The Colorful History of Teeth Whitening Kits


It’s a no-brainer that the whiter the teeth, the better. But how did we get to a point where teeth whitening kits were a multimillion dollar industry? Get ready for some history. The first patent for toothpaste was filed in 1873 by dentist Dr. Washington Sheffield, who was also responsible for popularizing toothbrushes with small heads and bristles. In 1892, Colgate began marketing toothpaste with baking soda to prevent tartar buildup and add flavor, becoming one of America’s most successful brands of all time. Colgate toothpaste with hydrogen peroxide was introduced in the ’50s, and Crest launched a line of toothpaste with fluoride in the ’60s. The first depigmentation product that we now think of as a teeth-whitening powder was called “Intro Bleach,” and hit stores in 1959 as a thick, cakey substance that had to be thinned out with water. It was billed as an intense whitening lotion rather than a cosmetic product. Things stayed at this level for about 30 years: A few companies sold bleaching products like “Aqua White” and “White Beauty,” but home bleaching wasn’t really profitable or popular until it met one very important ingredient: hydrogen peroxide.

A dental hygienist named Jenesis Jones is credited with inventing what we now know as the teeth whitening kit in the late ’70s. Jones was working in a dental office, and she wanted to find a way to get hydrogen peroxide onto patients’ teeth without having to brush it on. According to Jones, she came up with the idea of baking the peroxide into customized trays for her patients, who could then use them at home. Eventually, she sold this idea to 3M (then known as the Minnesota Mining & Manufacturing Company), which began producing teeth bleaching kits in 1980. The 3M name “Oral B” is still used today, even though the company sold the business in 1996. The idea of using trays at home instead of medical settings, where bleaching had traditionally taken place, made teeth whitening kits very popular.

Home teeth bleaching kits were an overnight success. By the end of 1981, there were fifty different brands of whitening products; by 1982 that number jumped to over 100. Most involved baking packets or tubes of peroxide-based gel into trays fitted to patients’ teeth for 30 minutes at a time so they could whiten their teeth in between visits to the dentist. In 1998, the American Dental Association noted that about 60 percent of dentists nationwide used this method.

Despite being a relatively new concept at the time, teeth whitening kits were not exactly cheap. Even now, some kits can cost over $100 for three treatments, and the treatments only last about six months each. That’s considerably more expensive than regular dental checkups or simple home trays made with baking soda and toothpaste. But they do have one very important thing going for them: A lot of people claim they work very well indeed.

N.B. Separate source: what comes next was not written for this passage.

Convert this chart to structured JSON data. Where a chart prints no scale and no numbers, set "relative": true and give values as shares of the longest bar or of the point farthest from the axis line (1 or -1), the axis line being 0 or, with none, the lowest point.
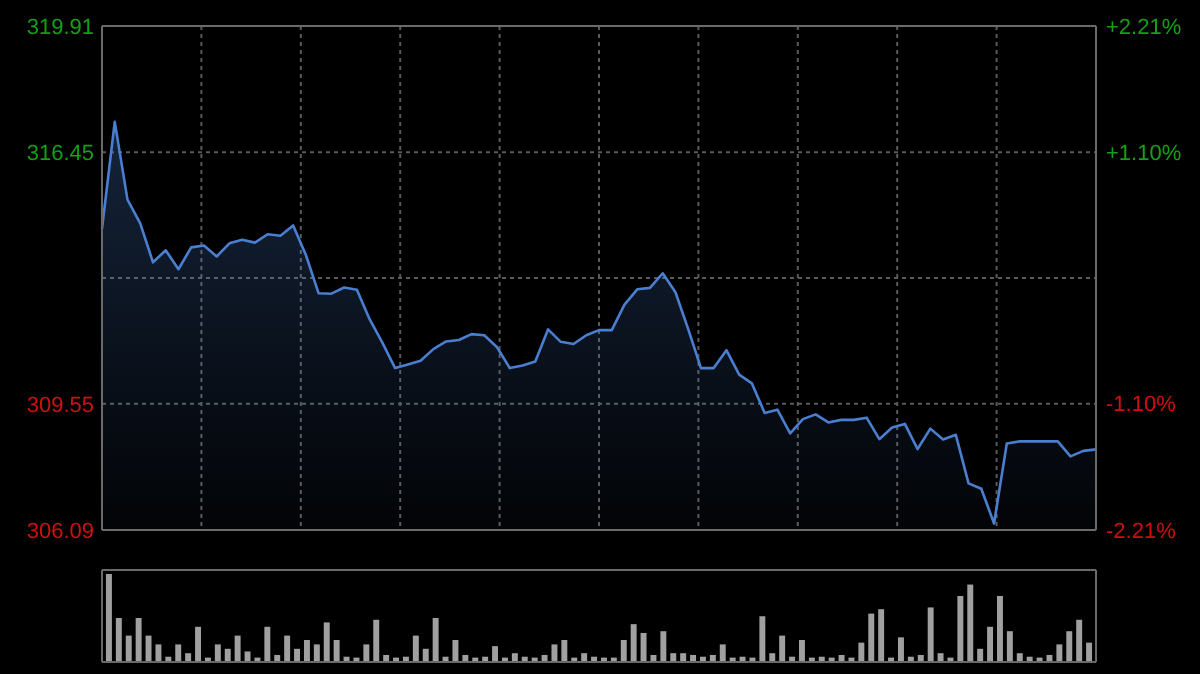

For instance, Oral B claims to be the No. 1 leading brand of toothpaste in the United States.

As for how to make money with teeth whitening kits, the American Dental Association also credits Oral B for this: Toothbrushes—which are used with most whitening kits—are sold separately, mainly at department stores. With the right marketing, it’s possible that teeth bleaching kits could end up being a bigger business than toothbrushes are today. Perhaps that’s why one of your favorite celebrities is advertising her own version of a teeth whitening kit on TV. But will 22-year-old starlet Heidi Montag be able to rival companies like 3M or Crest? Only time will tell.